As you know, on April 25, the Senate passed S. 1789, the 21st Century Postal Service Act. This measure embraces the postmaster general’s short-term downsizing strategy while failing to adequately address the crushing mandate to pre-fund future retiree health benefits, which will continue to cost the Postal Service about $4.7 billion to $5.3 billion per year, every year, from now on. No other agency or company faces this burden.
On top of that, the bill calls for giving the PMG the authority to propose moving to a five-day delivery schedule in two years, at a cost of 80,000 to 100,000 good-paying middle-class postal jobs, if he feels the cut in service is needed to keep USPS afloat. Slashing so many jobs in the midst of a national jobs crisis would weaken the country’s economic recovery.
If it became law, it would force the USPS to degrade its unique six-day-per-week last-mile mail delivery network in the name of funding future retiree health benefits that are already massively pre-funded. And it would seriously undermine the Postal Service’s ability to build on its growing success in the delivery of residential parcels and e-commerce packages.

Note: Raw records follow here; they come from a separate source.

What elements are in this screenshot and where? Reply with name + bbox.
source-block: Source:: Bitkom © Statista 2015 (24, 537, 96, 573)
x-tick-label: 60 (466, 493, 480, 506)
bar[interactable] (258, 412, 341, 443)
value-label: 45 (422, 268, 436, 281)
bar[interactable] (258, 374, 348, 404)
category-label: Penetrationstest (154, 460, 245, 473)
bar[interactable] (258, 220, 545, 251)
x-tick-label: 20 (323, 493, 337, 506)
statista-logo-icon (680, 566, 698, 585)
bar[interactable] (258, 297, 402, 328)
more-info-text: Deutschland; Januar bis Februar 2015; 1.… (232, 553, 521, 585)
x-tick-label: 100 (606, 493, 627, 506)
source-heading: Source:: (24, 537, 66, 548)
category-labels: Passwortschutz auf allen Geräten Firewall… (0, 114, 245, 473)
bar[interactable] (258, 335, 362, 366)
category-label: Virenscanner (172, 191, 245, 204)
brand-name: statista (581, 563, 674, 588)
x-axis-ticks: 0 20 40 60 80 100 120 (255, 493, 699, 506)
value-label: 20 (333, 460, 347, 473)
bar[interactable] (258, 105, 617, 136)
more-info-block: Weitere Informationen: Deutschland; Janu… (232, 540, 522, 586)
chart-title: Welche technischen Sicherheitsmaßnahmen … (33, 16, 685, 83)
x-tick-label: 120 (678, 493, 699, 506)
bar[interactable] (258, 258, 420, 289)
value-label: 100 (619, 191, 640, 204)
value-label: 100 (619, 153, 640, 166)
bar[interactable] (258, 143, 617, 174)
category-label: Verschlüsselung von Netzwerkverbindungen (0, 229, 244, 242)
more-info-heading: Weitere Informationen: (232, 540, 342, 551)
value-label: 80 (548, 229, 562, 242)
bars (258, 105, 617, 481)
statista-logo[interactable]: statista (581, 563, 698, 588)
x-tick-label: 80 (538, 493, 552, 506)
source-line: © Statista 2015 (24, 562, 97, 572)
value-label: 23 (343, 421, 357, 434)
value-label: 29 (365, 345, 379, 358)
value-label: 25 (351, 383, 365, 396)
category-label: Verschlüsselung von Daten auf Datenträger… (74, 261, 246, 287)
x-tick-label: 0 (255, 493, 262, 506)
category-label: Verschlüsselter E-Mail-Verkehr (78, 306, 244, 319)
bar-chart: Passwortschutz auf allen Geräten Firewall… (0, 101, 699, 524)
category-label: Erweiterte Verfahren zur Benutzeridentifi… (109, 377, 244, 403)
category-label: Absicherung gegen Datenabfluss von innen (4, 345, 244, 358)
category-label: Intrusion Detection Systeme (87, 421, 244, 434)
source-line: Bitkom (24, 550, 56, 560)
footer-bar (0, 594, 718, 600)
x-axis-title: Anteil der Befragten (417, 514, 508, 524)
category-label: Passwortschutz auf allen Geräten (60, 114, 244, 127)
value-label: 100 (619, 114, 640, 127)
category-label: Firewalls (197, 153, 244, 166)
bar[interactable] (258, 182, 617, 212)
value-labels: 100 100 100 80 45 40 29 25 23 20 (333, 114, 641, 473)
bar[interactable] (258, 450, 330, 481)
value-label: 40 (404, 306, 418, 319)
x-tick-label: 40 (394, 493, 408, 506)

And alarmingly, S. 1789 attacks the rights and benefits of postal workers by amending the collective-bargaining provisions of current law to favor postal management and by slashing workers’ compensation benefits for injured workers.
As I mentioned in my e-Activist message the following day, despite all of this bad news, it’s important for us to remain positive because the legislative process is far from over. For one thing, it may take months to get a postal reform bill through the House, which then would be followed by the appointment of a joint House-Senate conference committee whose job it would be to come up with a bill both chambers could pass and the president would be willing to sign.
I also promised you that we would put together a comprehensive reaction to S. 1789 as passed, highlighting the many areas where the bill falls short of addressing the real issues facing the USPS or where it is downright damaging to the network and its employees.
Click here to access this critique posted on nalc.org. Please use this information in any meetings or conversations you will have with your senators and representatives in the coming weeks, to help them understand that they still have a chance to help repair any damage that has been done by the passage of this bill.
Meanwhile, NALC is mobilizing our resources to stage a grassroots and media campaign to oppose the Issa bill in the House of Representatives. I will call on all of you to contribute to this campaign.
Thank you for your continued hard work and dedication as we continue our fight to save the Postal Service and do what we can to spur it toward creating a business model to help it thrive for decades to come.